For details, read the whole thing.
America now understands that Washington is broken, and we're going to do something about it. America understands that Washington has promised that they'd secure our borders, but they haven't. Washington told us that they would live by high ethical standards, but they haven't. Washington told us that they'd fix Social Security, but they haven't. Washington told us they'd get us better health care and better education, but they haven't. Washington told us they'd get us a tax break for middle income Americans, but they haven't. Washington told us that they'd cut back on the earmarks and the pork-barrel spending, but they haven't. And Washington told us they'd reduce our dependence on foreign oil, but they haven't. And who's going to get the job done?

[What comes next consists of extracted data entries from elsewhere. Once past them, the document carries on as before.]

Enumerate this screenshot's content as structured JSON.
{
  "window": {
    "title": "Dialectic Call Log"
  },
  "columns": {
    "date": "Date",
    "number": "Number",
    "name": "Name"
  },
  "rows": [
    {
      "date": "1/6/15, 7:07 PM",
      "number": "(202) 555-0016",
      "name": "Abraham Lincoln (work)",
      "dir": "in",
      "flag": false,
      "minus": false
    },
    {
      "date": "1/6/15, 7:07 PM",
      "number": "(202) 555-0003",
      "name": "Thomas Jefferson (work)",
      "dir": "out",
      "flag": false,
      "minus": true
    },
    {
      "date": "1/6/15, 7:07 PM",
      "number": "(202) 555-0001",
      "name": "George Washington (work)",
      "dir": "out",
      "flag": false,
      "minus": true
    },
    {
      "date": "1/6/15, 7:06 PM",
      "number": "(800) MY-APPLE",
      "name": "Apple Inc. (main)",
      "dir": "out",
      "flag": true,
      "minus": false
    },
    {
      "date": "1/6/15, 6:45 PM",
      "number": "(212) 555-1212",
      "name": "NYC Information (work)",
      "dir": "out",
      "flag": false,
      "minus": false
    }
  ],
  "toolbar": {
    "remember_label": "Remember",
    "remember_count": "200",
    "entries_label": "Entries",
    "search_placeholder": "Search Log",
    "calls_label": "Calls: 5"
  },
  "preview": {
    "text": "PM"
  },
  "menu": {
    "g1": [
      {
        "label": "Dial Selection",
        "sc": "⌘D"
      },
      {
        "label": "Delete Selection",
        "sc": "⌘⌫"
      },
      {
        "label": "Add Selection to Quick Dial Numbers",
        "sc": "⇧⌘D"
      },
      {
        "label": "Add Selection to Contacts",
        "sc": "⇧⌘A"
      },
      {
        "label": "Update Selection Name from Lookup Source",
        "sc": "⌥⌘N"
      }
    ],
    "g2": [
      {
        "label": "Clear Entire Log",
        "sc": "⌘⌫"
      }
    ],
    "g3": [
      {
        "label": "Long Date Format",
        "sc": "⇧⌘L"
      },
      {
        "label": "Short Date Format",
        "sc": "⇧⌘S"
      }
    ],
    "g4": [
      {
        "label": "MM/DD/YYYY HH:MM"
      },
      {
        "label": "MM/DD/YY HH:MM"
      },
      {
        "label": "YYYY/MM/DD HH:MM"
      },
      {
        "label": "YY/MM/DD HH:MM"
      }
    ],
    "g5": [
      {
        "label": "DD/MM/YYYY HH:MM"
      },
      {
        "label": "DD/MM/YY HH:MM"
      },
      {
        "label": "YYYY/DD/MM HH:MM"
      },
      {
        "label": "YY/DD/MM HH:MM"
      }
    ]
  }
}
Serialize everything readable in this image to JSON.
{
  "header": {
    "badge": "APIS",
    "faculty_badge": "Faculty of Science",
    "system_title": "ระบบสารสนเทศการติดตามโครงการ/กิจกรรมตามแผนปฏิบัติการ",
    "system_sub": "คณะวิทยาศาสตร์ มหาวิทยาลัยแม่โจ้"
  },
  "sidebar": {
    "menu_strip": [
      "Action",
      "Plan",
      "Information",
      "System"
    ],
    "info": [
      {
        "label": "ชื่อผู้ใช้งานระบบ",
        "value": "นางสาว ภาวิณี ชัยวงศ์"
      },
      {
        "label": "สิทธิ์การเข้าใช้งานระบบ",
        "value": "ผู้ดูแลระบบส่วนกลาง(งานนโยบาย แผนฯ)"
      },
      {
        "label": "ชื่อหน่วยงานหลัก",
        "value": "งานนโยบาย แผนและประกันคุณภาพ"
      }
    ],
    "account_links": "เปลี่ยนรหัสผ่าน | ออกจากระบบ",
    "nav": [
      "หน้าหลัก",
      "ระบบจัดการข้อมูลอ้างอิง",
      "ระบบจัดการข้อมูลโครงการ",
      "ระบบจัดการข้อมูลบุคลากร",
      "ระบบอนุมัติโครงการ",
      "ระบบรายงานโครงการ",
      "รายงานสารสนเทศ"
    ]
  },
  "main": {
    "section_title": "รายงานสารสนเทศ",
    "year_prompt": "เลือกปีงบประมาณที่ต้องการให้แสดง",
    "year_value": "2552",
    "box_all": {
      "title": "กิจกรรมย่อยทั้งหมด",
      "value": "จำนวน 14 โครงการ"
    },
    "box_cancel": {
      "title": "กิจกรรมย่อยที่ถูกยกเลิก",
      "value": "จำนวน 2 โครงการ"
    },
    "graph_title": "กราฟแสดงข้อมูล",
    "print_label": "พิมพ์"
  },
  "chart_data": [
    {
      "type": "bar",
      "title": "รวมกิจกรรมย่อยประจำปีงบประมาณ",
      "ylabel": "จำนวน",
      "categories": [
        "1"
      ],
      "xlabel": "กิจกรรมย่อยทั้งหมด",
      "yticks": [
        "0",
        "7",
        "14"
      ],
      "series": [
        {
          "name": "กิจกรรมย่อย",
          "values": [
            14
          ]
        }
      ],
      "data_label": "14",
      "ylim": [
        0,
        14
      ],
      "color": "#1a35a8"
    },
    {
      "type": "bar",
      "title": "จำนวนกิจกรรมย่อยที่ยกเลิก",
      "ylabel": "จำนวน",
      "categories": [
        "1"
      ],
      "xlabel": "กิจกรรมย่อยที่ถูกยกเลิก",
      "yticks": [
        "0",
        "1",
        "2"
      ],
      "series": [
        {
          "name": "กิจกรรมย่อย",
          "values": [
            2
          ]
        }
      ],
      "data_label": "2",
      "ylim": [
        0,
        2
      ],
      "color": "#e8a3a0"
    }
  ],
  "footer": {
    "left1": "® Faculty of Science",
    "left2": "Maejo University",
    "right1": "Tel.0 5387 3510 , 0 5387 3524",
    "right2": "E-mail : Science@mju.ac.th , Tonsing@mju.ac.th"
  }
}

We are!And this:
I take my inspiration from Ronald Reagan and George Herbert Walker Bush, who took their inspiration from the American people - hard-working American people, people who believed in opportunity, who loved education, God-fearing people, people who also love their families, people deeply patriotic. It is that characteristic of the American people that makes us the most powerful nation on Earth. Ronald Reagan, George Herbert Walker Bush said we are a great and good people, it's exactly what we are. It's why we will always be the most powerful nation on Earth.And finally this:
"I have a couple of questions for you. Is Washington, D.C., broken?" Crowd: "Yes!" Governor Romney: "Can it be fixed?" Crowd: "Yes!" Governor Romney: "Are we the team that's going to get the job done?" Crowd: "Yes!"(Watch the video here.)

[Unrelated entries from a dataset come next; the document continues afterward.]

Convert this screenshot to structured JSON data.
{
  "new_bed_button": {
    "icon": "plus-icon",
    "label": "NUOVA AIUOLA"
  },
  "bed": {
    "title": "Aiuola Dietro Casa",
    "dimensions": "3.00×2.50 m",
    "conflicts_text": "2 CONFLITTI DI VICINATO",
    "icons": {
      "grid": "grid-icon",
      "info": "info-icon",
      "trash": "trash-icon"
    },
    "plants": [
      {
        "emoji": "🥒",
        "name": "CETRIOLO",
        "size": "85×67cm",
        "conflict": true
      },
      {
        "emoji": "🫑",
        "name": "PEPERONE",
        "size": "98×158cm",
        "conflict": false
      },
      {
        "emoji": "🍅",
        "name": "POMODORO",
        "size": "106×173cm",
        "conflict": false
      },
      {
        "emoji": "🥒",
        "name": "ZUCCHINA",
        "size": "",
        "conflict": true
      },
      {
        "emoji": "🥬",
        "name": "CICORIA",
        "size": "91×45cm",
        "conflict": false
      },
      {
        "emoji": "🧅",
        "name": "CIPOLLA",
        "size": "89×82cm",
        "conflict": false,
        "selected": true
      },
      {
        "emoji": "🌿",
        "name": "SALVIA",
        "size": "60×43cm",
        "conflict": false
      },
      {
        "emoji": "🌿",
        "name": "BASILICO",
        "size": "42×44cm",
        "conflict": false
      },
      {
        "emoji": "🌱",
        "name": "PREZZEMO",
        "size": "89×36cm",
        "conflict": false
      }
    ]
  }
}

When Mitt Romney says "I take my inspiration from Ronald Reagan and George Herbert Walker Bush" what pops out is who he doesn't take his inspiration from -- Georg W. Bush. And when he asks (expecting a "yes" answer) "Is Washington, D.C broken?", he's talking about a Washington that was governed by George Bush and a Congress that was Republican for most of the last decade -- and Washington that they could have fixed, but didn't.

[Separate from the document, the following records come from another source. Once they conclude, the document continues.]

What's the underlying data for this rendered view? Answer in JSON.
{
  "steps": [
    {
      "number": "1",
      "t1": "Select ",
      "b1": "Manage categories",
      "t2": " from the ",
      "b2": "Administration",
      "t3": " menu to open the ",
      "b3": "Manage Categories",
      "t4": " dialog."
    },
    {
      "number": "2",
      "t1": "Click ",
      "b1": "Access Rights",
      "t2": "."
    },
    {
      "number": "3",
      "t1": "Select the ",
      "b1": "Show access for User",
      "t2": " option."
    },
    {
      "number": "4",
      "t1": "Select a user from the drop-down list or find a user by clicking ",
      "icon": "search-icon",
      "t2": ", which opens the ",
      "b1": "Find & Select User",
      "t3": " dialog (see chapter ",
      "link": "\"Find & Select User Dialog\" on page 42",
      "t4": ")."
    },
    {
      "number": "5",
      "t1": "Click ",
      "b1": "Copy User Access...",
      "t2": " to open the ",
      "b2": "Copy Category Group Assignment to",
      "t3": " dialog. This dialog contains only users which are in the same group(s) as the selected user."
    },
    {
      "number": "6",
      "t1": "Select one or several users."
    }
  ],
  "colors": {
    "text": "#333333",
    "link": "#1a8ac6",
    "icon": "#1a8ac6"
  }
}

What's important about all this is that Romney is finally sending the message of change he failed to send in Iowa or New Hampshire -- if you are repeatedly the one candidate who seems to spend most of his time defending and promising to continue Bush policies (e.g. Bush's tax cuts), the one thing you certainly aren't is the candidate of change. And Romney's failure in Iowa and New Hampshire reflected that failure to inspire folks disenchanted with the Bush Presidency and Bush's Washington -- Romney lost in New Hampshire to McCain in large part because he lost to McCain among the majority of voters who were unsatisfied or angry with the Bush Presidency.